Show me someone who doesn’t like cooking one-dish meals and I’ll show someone who is glutton for punishment (assuming this person doesn’t routinely deal with a hungry, impatient family, never ending daily chores and has a retinue of help in the kitchen and around the house!)
So I was quite interested when the cover of one of the books Sellers Publishing sent me for reviewing read Ying’s Best One-Dish Meals – Quick Healthy Recipes for the Entire Family. A slim hardbound book with beautiful photographs, Ying has compiled over 50 healthy one-dish meals that are easily put together easily without much effort. Her book is all about cooking healthy, filling and tasty meals for the family, with a twist on the usual fare without spending loads of time and effort in the kitchen, or resorting to processed foods.
Ying’s Chinese heritage and her extensive travels have influenced her cooking. This shows in her recipes which are a fusion of Asian and Western ingredients and techniques, and the dishes make for interesting flavour combinations. Her recipes in this book are categorised for easy use into chapters that are appropriately titled as Meals in a Wok, Meals in a Pot, Meals in A Hurry, Global Inspiration and Desserts in a Flash!
Some examples of the recipes you can find in the book are Happy Family Stir-Fried Rice; Pan-fried Tofu Salad with Green Tea and Honey Dressing; Spicy Sesame Pad Thai; Pasta with Spinach, Pine Nuts and Olives; Spicy Edamame Bean Stew; Cous-cous with Pine Nuts, Cranberries and Grapefruit; Orange Quinoa and Sweet Potato Salad; Chocolate and Mango with Toasted Almonds and Green Tea Ice-cream.
She also includes information and tips on saving time by planning ahead, planning meals, getting organised and stocking up the pantry. There’s also a useful table on cooking different types of grain.
Though the recipes I have listed are vegetarian, about 3/4 the recipes are non-vegetarian but can be adapted quite well if you’re vegetarian like me. I found the recipes concise, well presented, very doable, as most of the ingredients are easily available or can be substituted at a pinch. Ying also provides nutritional and serving information for each recipe. You can see some of the recipes in her book here
About Ying Chang Compestine:
Ying is an award-winning author, former food editor with Martha Stewart’s Body + Soul magazine, and a regular contributor to Cooking Light, Eating Well, Self, and Men’s Health. She has also authored many children’s books, cookbooks, and novels and is the spokesperson for Nestle Maggi and Celestial Seasonings.
I chose to try out Ying’s Spicy Sesame Pad Thai. Pad Thai is supposed to have originated in Bangkok for busy office workers who had very short breaks from work and needed nutritious and delicious food which was cooked up very quickly.

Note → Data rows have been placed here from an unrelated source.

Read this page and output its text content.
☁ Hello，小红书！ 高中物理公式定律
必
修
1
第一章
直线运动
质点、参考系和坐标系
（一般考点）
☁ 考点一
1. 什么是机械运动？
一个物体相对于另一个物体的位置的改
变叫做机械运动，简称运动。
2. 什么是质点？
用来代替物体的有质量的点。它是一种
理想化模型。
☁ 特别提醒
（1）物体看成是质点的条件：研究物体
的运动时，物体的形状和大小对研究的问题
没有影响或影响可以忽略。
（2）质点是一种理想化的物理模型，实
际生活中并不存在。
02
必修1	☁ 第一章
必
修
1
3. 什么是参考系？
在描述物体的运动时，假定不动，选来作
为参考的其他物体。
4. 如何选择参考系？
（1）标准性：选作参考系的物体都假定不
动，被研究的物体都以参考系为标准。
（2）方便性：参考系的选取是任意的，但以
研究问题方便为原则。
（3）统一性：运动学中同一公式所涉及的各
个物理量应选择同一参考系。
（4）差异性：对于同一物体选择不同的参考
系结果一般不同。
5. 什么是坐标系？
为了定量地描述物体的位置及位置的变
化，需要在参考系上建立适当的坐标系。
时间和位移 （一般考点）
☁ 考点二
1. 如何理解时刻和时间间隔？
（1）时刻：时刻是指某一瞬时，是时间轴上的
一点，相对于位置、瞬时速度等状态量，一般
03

Pad Thai translates as “Thai style frying” and is a stir-fried rice noodle dish usually with roasted peanuts, sprouts, tofu, garlic chives/ green onions, egg, meat, etc., and a sauce which is a perfect balance of salty, spicy, tang and sweet. It is usually served with slices of lemon and other table accompaniments like soy sauce (or fish sauce), red chilli powder/ flakes, sugar, green chillies in vinegar, etc.
This Pad Thai is very simple and uses sesame seeds instead of peanuts. This recipe doesn’t seemt o have a “sweet” component to the sauce and I’m not sure if that was a conscious omission. She doesn’t add sprouts to her Pad Thai (perhaps because a lot of homes outside South East Asia wouldn’t have them on hand) or tofu. I chose to add tofu to my Pad Thai.
The sauce can be made ahead and that makes this dish very easy to cook and you can use any kind of noodles, not just rice noodles. Though a little different from the usual peanut variation of the Pad Thai, we found the sesame flavoured version lighter and just as good.